Marginalia 0.2.0 moves the project toward a personal-library research agent:
retrieval remains local-first and source-grounded, while optional semantic
recall, reranking, and evaluation commands make report-generation quality
measurable.

Added

  • Optional semantic recall using OpenAI-compatible embeddings, with
    DashScope/Bailian text-embedding-v4 as the documented default.
  • Optional sqlite-vec semantic-index backend, with file-index fallback.
  • Optional second-stage reranking with separate RERANK_* credentials.
  • Hybrid recall_knowledge evaluation support with batched recall, answer
    probes, answer-run aggregates, and report comparison.
  • marginalia eval compare-report, which compares one-shot RAG reports with
    the full ReAct investigation workflow using blind pairwise judging.
  • BEIR-style dataset import that runs ingest synchronously and supports
    resumed/concurrent imports.
  • Entry metadata FTS expansion for richer lexical recall.

Changed

  • Semantic recall and rerank are opt-in; no chat, vision, or ingest API key is
    reused implicitly for embedding or reranking.
  • recall_knowledge can merge lexical and semantic candidates, apply RRF-style
    scoring, optionally rerank, and select evidence with source quotas.
  • Evaluation reports distinguish candidate-pool retrieval metrics from
    final-answer/report metrics.

Validation

  • SciFact 300 retrieval with rerank top-80 reached MRR 0.7226, hit@10 0.8800,
    and hit@100 0.9133 in local validation.
  • SciFact 300 bounded answer-run with rerank top-80 and quota reached evidence
    hit 0.8667, citation hit 0.7133, and label accuracy 0.8085.
  • A 30-query end-to-end report comparison favored the ReAct workflow over
    one-shot RAG in 26/30 cases, with 2 one-shot RAG wins, 2 ties, and 1 timeout.

Downloads

  • Desktop targets: Windows x64/arm64, macOS arm64, Linux x64/arm64.
  • Docker image: ghcr.io/shenmintao/marginalia:v0.2.0 for linux/amd64 and
    linux/arm64.
  • Desktop bundles ship a self-contained Python runtime; no system Python is
    required.

First-Launch Notes

  • Windows: SmartScreen may say "Windows protected your PC". Click "More info"
    and then "Run anyway".
  • macOS: Gatekeeper may refuse to open the .dmg.

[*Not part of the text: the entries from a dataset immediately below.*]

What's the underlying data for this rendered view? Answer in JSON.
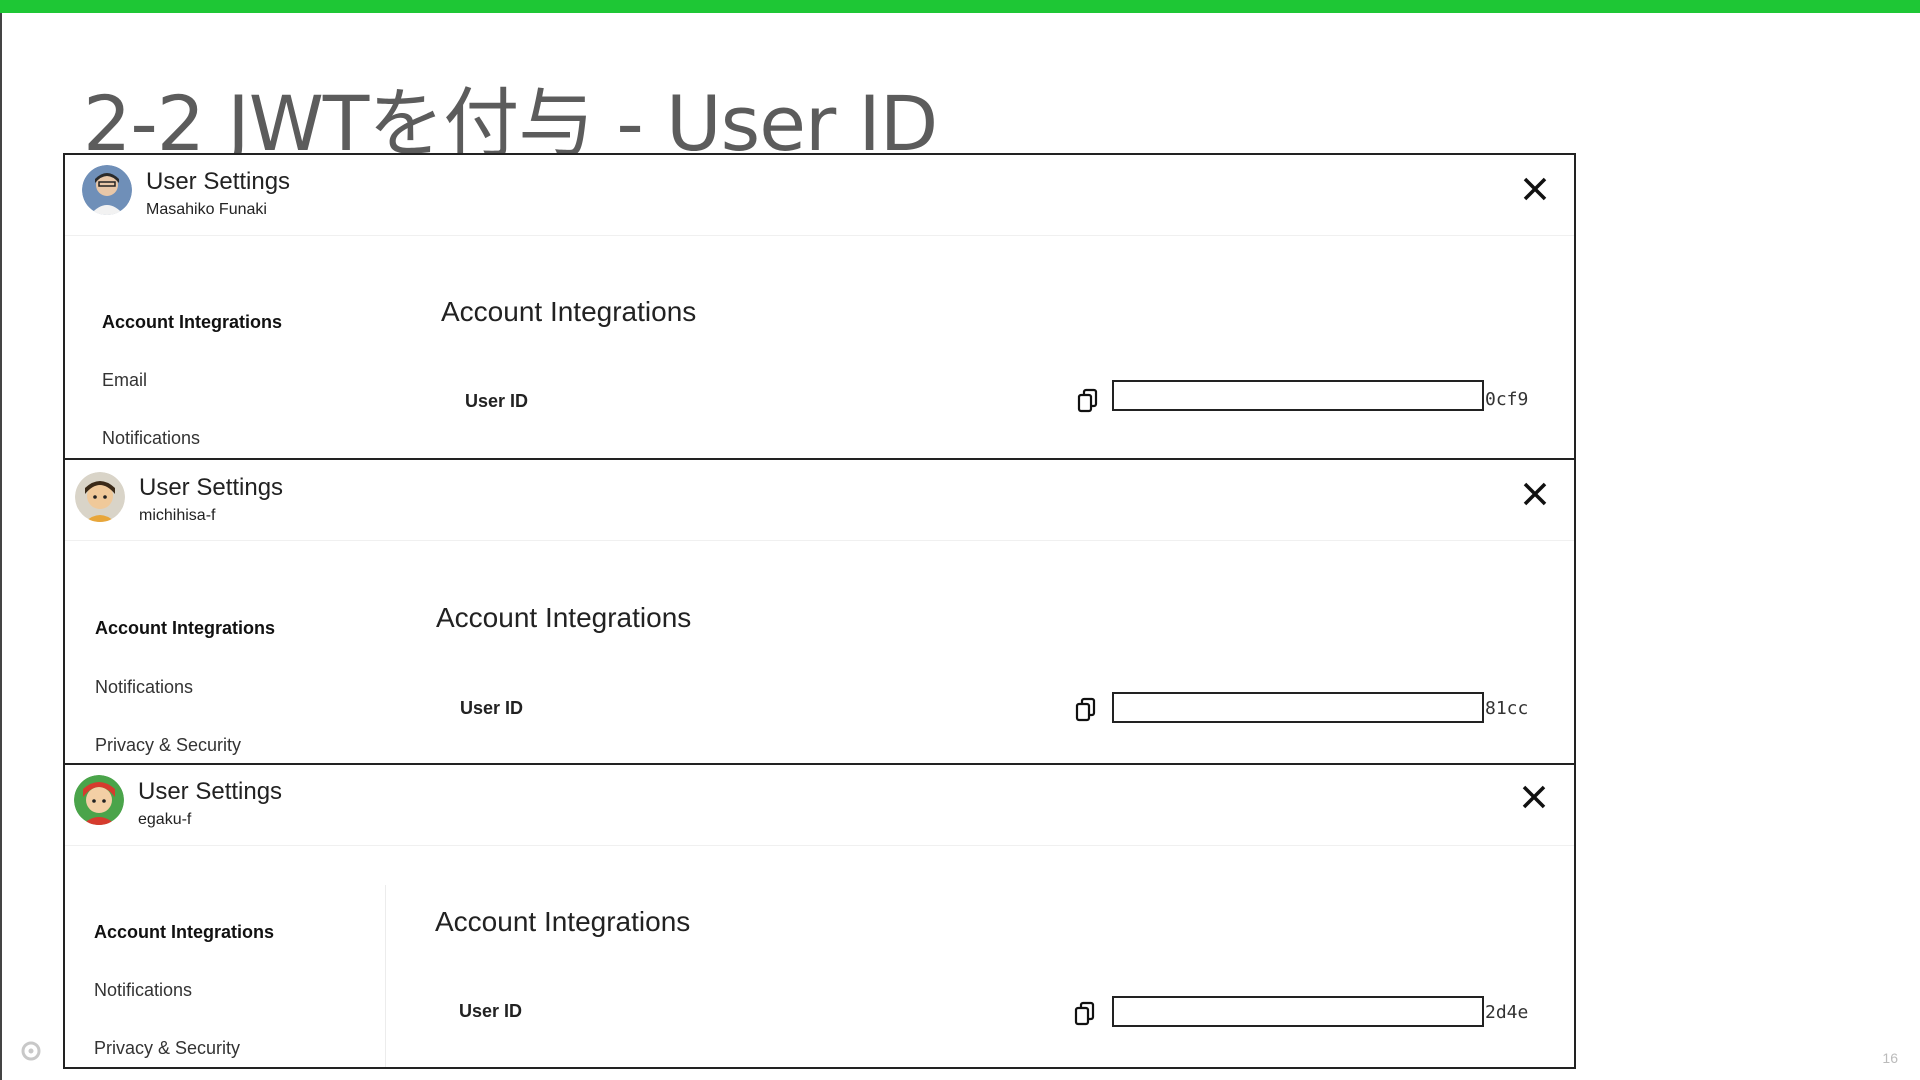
{
  "slide": {
    "title": "2-2 JWTを付与 - User ID",
    "page_number": "16",
    "accent_color": "#1ec735"
  },
  "panels": [
    {
      "header_title": "User Settings",
      "username": "Masahiko Funaki",
      "sidebar": [
        "Account Integrations",
        "Email",
        "Notifications"
      ],
      "section_title": "Account Integrations",
      "field_label": "User ID",
      "user_id_suffix": "0cf9",
      "avatar_icon": "user-avatar"
    },
    {
      "header_title": "User Settings",
      "username": "michihisa-f",
      "sidebar": [
        "Account Integrations",
        "Notifications",
        "Privacy & Security"
      ],
      "section_title": "Account Integrations",
      "field_label": "User ID",
      "user_id_suffix": "81cc",
      "avatar_icon": "user-avatar"
    },
    {
      "header_title": "User Settings",
      "username": "egaku-f",
      "sidebar": [
        "Account Integrations",
        "Notifications",
        "Privacy & Security"
      ],
      "section_title": "Account Integrations",
      "field_label": "User ID",
      "user_id_suffix": "2d4e",
      "avatar_icon": "user-avatar"
    }
  ]
}
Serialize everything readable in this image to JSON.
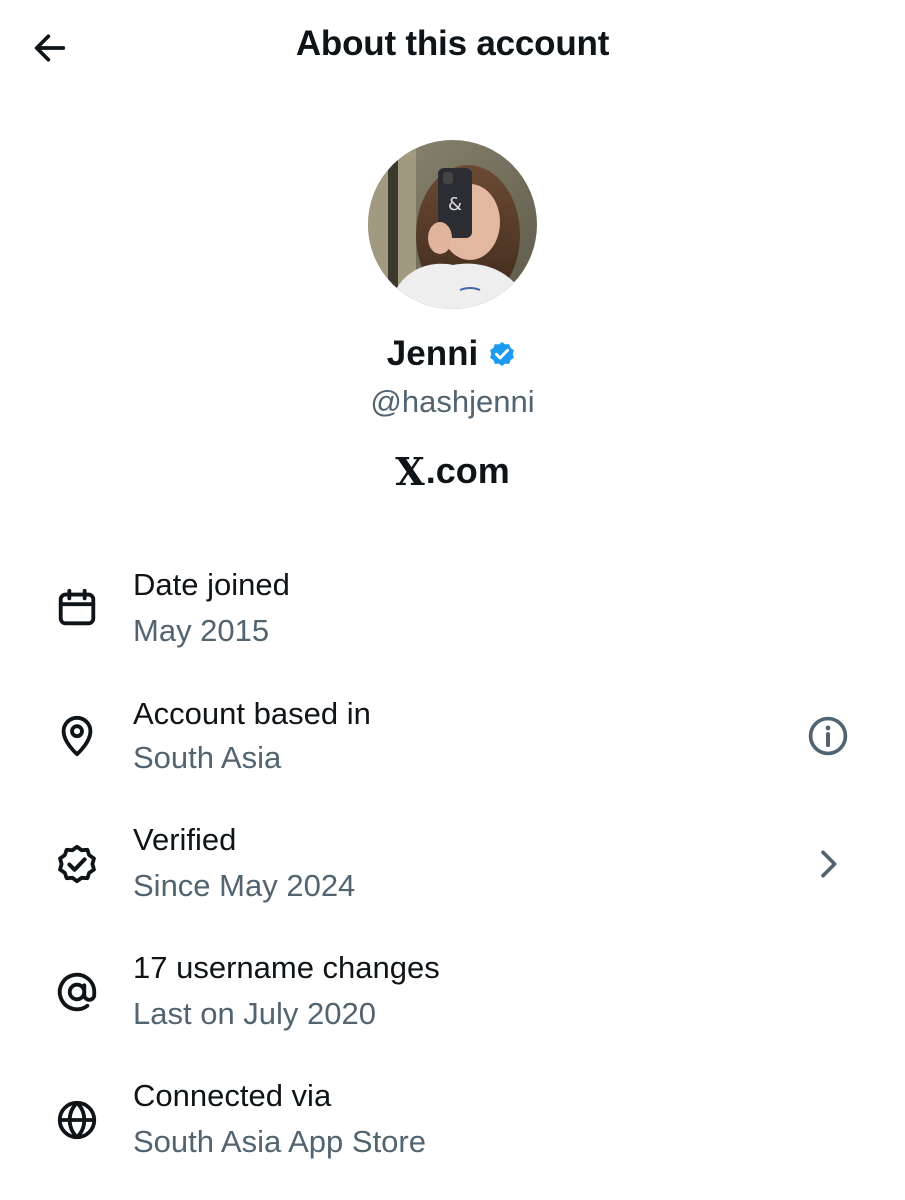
{
  "header": {
    "title": "About this account",
    "back_icon": "arrow-left-icon"
  },
  "profile": {
    "display_name": "Jenni",
    "handle": "@hashjenni",
    "site": ".com",
    "site_logo": "X",
    "verified_color": "#1d9bf0"
  },
  "rows": [
    {
      "icon": "calendar-icon",
      "title": "Date joined",
      "subtitle": "May 2015"
    },
    {
      "icon": "location-pin-icon",
      "title": "Account based in",
      "subtitle": "South Asia",
      "action_icon": "info-icon"
    },
    {
      "icon": "verified-badge-outline-icon",
      "title": "Verified",
      "subtitle": "Since May 2024",
      "action_icon": "chevron-right-icon"
    },
    {
      "icon": "at-sign-icon",
      "title": "17 username changes",
      "subtitle": "Last on July 2020"
    },
    {
      "icon": "globe-icon",
      "title": "Connected via",
      "subtitle": "South Asia App Store"
    }
  ],
  "colors": {
    "text_primary": "#0f1419",
    "text_secondary": "#536471",
    "verified_blue": "#1d9bf0"
  }
}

Run
    xattr -dr com.apple.quarantine /Applications/Marginalia.app after dragging
    it across.

Notes

  • ReAct report generation improves report quality at substantially higher
    latency and token cost. It is best treated as a deep investigation mode, not
    as the default path for every quick lookup.
  • Some OpenAI-compatible models may occasionally emit invalid JSON tool
    arguments; the runtime tolerates these failures, but they can waste tool
    turns and should be improved in later releases.